Chinese electric vehicle startup WM Motor has filed for bankruptcy, marking the demise of a promising standout among China EV makers as price competition in the world's largest auto market heats up.
A court in Shanghai is handling the bankruptcy case, according to a filing dated Monday on the national enterprise bankruptcy information disclosure platform.
U.S.-listed second-hand car dealer Kaixin Auto Holdings had announced in September a non-binding acquisition term sheet with the troubled EV maker.
The deal came after WM Motor's backdoor listing through a reverse takeover with Hong Kong-listed Apollo Future Mobility fell through.
The failed deal was seen as a survival move after two previous fruitless attempts by WM Motor to seek a listing in Shanghai's STAR Market and Hong Kong.
Founded in 2015 by renowned auto veteran Freeman Shen, WM Motor was seen to be among rising Chinese EV startups Nio , Li Auto and XPeng.
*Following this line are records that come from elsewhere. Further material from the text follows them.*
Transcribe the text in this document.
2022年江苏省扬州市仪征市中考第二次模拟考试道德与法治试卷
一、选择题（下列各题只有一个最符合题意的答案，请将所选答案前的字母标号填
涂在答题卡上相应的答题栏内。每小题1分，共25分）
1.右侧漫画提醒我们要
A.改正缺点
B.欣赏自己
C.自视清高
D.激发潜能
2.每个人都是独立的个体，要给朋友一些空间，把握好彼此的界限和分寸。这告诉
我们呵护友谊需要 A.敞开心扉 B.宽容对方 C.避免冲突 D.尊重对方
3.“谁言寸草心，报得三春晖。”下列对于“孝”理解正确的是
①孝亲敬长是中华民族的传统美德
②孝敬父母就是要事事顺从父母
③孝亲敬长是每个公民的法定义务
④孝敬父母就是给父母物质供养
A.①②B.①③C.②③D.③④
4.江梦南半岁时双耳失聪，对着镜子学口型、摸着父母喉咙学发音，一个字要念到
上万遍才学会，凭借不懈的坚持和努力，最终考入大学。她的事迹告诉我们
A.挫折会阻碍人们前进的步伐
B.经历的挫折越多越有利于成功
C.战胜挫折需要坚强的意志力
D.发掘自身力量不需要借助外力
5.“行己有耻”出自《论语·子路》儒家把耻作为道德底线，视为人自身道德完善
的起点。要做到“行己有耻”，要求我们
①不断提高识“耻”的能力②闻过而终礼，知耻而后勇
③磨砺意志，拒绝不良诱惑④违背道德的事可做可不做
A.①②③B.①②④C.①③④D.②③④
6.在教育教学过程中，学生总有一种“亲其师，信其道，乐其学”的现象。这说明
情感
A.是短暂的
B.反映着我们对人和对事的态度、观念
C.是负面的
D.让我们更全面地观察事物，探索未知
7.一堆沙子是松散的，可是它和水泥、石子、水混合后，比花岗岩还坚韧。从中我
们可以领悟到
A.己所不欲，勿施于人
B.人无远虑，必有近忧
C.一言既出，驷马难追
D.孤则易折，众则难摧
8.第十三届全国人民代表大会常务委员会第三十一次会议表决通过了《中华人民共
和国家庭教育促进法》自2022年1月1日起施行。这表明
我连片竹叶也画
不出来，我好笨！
Its backers included Chinese tech giant Baidu and Shanghai's state-owned asset regulator.
But the Shanghai-based startup was struggling to eke out profits in the capital-intensive auto sector.
WM Motor's annual losses doubled to 8.2 billion yuan ($1.13 billion) over the three years to 2021, according to its stock prospectus released in June 2022 for a planned Hong Kong IPO.
China's passenger vehicle sales returned to growth in August year-on-year, ending a streak of losses since May, as deeper discounts and tax breaks for green vehicles boosted consumer sentiment.
Concerns remain, however, over consumer spending on big-ticket items such as cars amid a shaky post-COVID economic recovery.